Araştırmalar, ödevlerin “halk sağlığı açısından bir sınırı” olduğunu tutarlı bir şekilde ortaya koymakta: Bir araştırma, ortaokul öğrencilerinin matematik ve fen puanlarının günde 90-100 dakikayı aşan çalışmalardan sonra düşmeye başladığını gösteriyor.[25] Lise öğrencileri için ise ödevin (genel tabirle ev çalışmasının) yararının bir düzeye ulaştıktan sonra (her akşam yaklaşık iki saatlik çalışmayı aşmasından itibaren) azaldığı bulgusuna erişilmiş.[4][6][26]
Bu sınırları aşan ödev yüklerinin, artan stres ve kaygı[11][18][27][28], uyku yoksunluğu[11] ve ruh hali bozuklukları[28] gibi bir dizi olumsuz sağlık sonucu ile güçlü bir şekilde ilişkili olduğu göze çarpıyor. Bunun yanı sıra ev ödevlerinin, özellikle ebeveynler yardım etmek için yeterli donanıma sahip olmadıklarını hissettiklerinde, tüm aile biriminin stresini artıran “aile içi gerginliğin” başlıca kaynağı olduğunu da çok kritik bir bulgu olarak görüyoruz.[29][30]
IV. Daha İyi Ödevler İçin Bir Plan: Disiplinlerarası Bir Araç Seti
Şunu net bir şekilde ortaya koyalım ki akademik araştırmalar ödevlerin kaldırılmasını “önermiyor”; bunun yerine, eğitimcilerin tasarıma odaklanmasını istiyor.[14] Bu konuda yapılan çalışmaların vardığı ortak sonuç da çok açık: “Kalite nicelikten önemlidir.”[31]
Alan profesyonellerinin bilişsel bilim, davranışsal ekonomi ve hatta proje yönetimi ilkelerinden yararlanarak etkili, adil ve anlamlı bir ev ödevi planı oluşturması ise kesinlikle mümkün. Aşağıda biraz da bunu masaya yatıralım.
a. Tavanı Belirleyin: 10 Dakika Kuralı
National PTA (National Parent Teacher Association; Ulusal Ebeveyn Öğretmen Derneği) ve NEA (National Education Association; Ulusal Eğitim Derneği) kuruluşlarının “10 dakika kuralı” (her sınıf düzeyi için her akşam 10 dakika), ödev yükü konusundaki araştırmalar kapsamında en çok desteklenen kılavuzlardan. [7][32] Elbette bu kuralın “tek doğru formül” olarak değil de halk sağlığı açısından önerilen bir tavan olarak, yani aşırı yükün sağlığa zarar vermesini önleyen bir mekanizma olarak görülmesinde yarar var.[4][32]
b.

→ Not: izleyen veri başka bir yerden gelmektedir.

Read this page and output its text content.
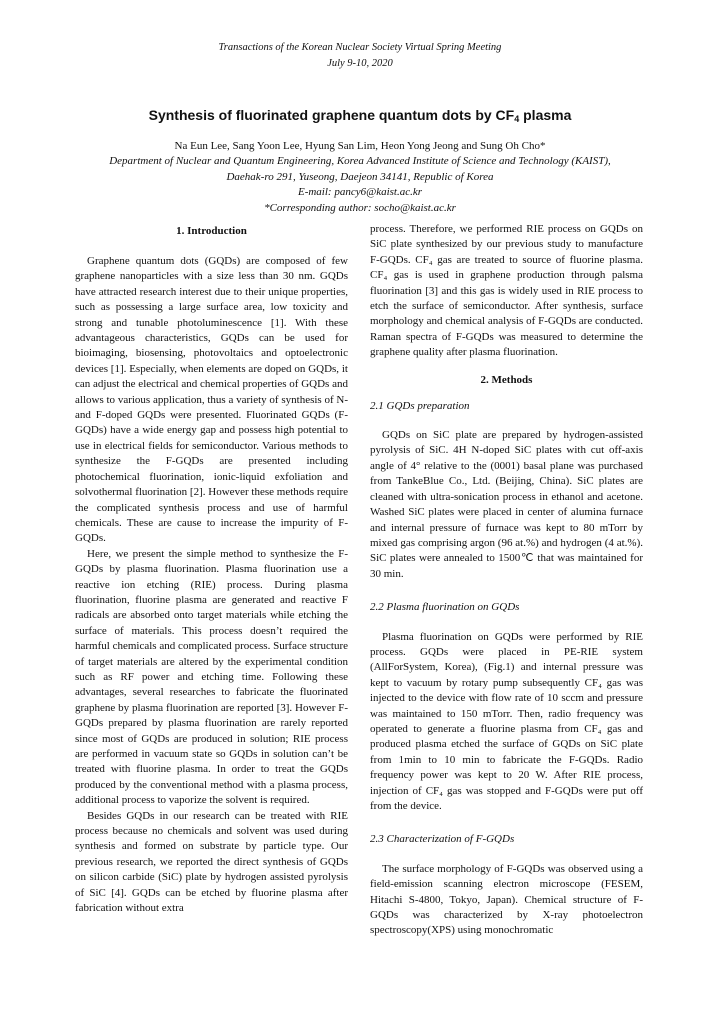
Transactions of the Korean Nuclear Society Virtual Spring Meeting
July 9-10, 2020
Synthesis of fluorinated graphene quantum dots by $CF_4$ plasma
Na Eun Lee, Sang Yoon Lee, Hyung San Lim, Heon Yong Jeong and Sung Oh Cho*
Department of Nuclear and Quantum Engineering, Korea Advanced Institute of Science and Technology (KAIST),
Daehak-ro 291, Yuseong, Daejeon 34141, Republic of Korea
E-mail: pancy6@kaist.ac.kr
*Corresponding author: socho@kaist.ac.kr
1. Introduction

Graphene quantum dots (GQDs) are composed of few graphene nanoparticles with a size less than 30 nm. GQDs have attracted research interest due to their unique properties, such as possessing a large surface area, low toxicity and strong and tunable photoluminescence [1]. With these advantageous characteristics, GQDs can be used for bioimaging, biosensing, photovoltaics and optoelectronic devices [1]. Especially, when elements are doped on GQDs, it can adjust the electrical and chemical properties of GQDs and allows to various application, thus a variety of synthesis of N- and F-doped GQDs were presented. Fluorinated GQDs (F-GQDs) have a wide energy gap and possess high potential to use in electrical fields for semiconductor. Various methods to synthesize the F-GQDs are presented including photochemical fluorination, ionic-liquid exfoliation and solvothermal fluorination [2]. However these methods require the complicated synthesis process and use of harmful chemicals. These are cause to increase the impurity of F-GQDs.

Here, we present the simple method to synthesize the F-GQDs by plasma fluorination. Plasma fluorination use a reactive ion etching (RIE) process. During plasma fluorination, fluorine plasma are generated and reactive F radicals are absorbed onto target materials while etching the surface of materials. This process doesn’t required the harmful chemicals and complicated process. Surface structure of target materials are altered by the experimental condition such as RF power and etching time. Following these advantages, several researches to fabricate the fluorinated graphene by plasma fluorination are reported [3]. However F-GQDs prepared by plasma fluorination are rarely reported since most of GQDs are produced in solution; RIE process are performed in vacuum state so GQDs in solution can’t be treated with fluorine plasma. In order to treat the GQDs produced by the conventional method with a plasma process, additional process to vaporize the solvent is required.

Besides GQDs in our research can be treated with RIE process because no chemicals and solvent was used during synthesis and formed on substrate by particle type. Our previous research, we reported the direct synthesis of GQDs on silicon carbide (SiC) plate by hydrogen assisted pyrolysis of SiC [4]. GQDs can be etched by fluorine plasma after fabrication without extra

process. Therefore, we performed RIE process on GQDs on SiC plate synthesized by our previous study to manufacture F-GQDs. CF₄ gas are treated to source of fluorine plasma. CF₄ gas is used in graphene production through palsma fluorination [3] and this gas is widely used in RIE process to etch the surface of semiconductor. After synthesis, surface morphology and chemical analysis of F-GQDs are conducted. Raman spectra of F-GQDs was measured to determine the graphene quality after plasma fluorination.

2. Methods

2.1 GQDs preparation

GQDs on SiC plate are prepared by hydrogen-assisted pyrolysis of SiC. 4H N-doped SiC plates with cut off-axis angle of 4° relative to the (0001) basal plane was purchased from TankeBlue Co., Ltd. (Beijing, China). SiC plates are cleaned with ultra-sonication process in ethanol and acetone. Washed SiC plates were placed in center of alumina furnace and internal pressure of furnace was kept to 80 mTorr by mixed gas comprising argon (96 at.%) and hydrogen (4 at.%). SiC plates were annealed to 1500℃ that was maintained for 30 min.

2.2 Plasma fluorination on GQDs

Plasma fluorination on GQDs were performed by RIE process. GQDs were placed in PE-RIE system (AllForSystem, Korea), (Fig.1) and internal pressure was kept to vacuum by rotary pump subsequently CF₄ gas was injected to the device with flow rate of 10 sccm and pressure was maintained to 150 mTorr. Then, radio frequency was operated to generate a fluorine plasma from CF₄ gas and produced plasma etched the surface of GQDs on SiC plate from 1min to 10 min to fabricate the F-GQDs. Radio frequency power was kept to 20 W. After RIE process, injection of CF₄ gas was stopped and F-GQDs were put off from the device.

2.3 Characterization of F-GQDs

The surface morphology of F-GQDs was observed using a field-emission scanning electron microscope (FESEM, Hitachi S-4800, Tokyo, Japan). Chemical structure of F-GQDs was characterized by X-ray photoelectron spectroscopy(XPS) using monochromatic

Motivasyon İçin Tasarım: Öz Belirleme Kuramı
Davranışsal ekonomi perspektifinden bakıldığında “motivasyon”, “olması iyi olan” bir şey değil, öğrenmenin olmazsa olmaz ön koşulu.[33]. Bu bağlamda Öz Belirleme Teorisi (İng. Self-Determination Theory; kıs. SDT), üç gereksinim karşılandığı zaman öğrencilerin “motive” olduklarını öne sürüyor: (i) özerklik, (ii) yetkinlik ve (iii) ilişkililik.[34][35]
-
Özerklik (Seçim): Öğrencilere seçim şansı sunan ödevler tasarlayın. Bu, basit bir “seçim panosu” veya öğrencilerin “süreçlerini” seçmelerine izin vermek kadar basit olabilir (örn. ‘bu 15 sorudan 10’unu seçip çözebilirsiniz’ vb. gibi).[36]
-
Yetkinlik (Zorluk): Ödev “tam isabetli” bir zorlukta olmalı. Bu, aslında “kademe kademe zorlaşan ödevler” veya “öğrenciye göre farklılaştırılan ödevler” gibi yöntemlerin de varmak istediği temel amaç.[37] Tek tip bir çalışma kağıdı bazıları için çok zor (kaygı kaynağı) iken bazıları için ise çok kolay (sıkılma kaynağı) olabilir.
-
İlişkililik (Bağlantı): Ödevleri iş birliğine dayalı olarak tasarlayın. Takımlar halinde yapılan ödevlerin (grup ödevlerinin) öğrencilerin “iyi-durumdalığına (iyi olma haline)” olumlu katkı sağladığı biliniyor.[38] Bu bağlamda “ilişkililik”, motivasyonun güçlü bir belirleyicisi durumunda.[39]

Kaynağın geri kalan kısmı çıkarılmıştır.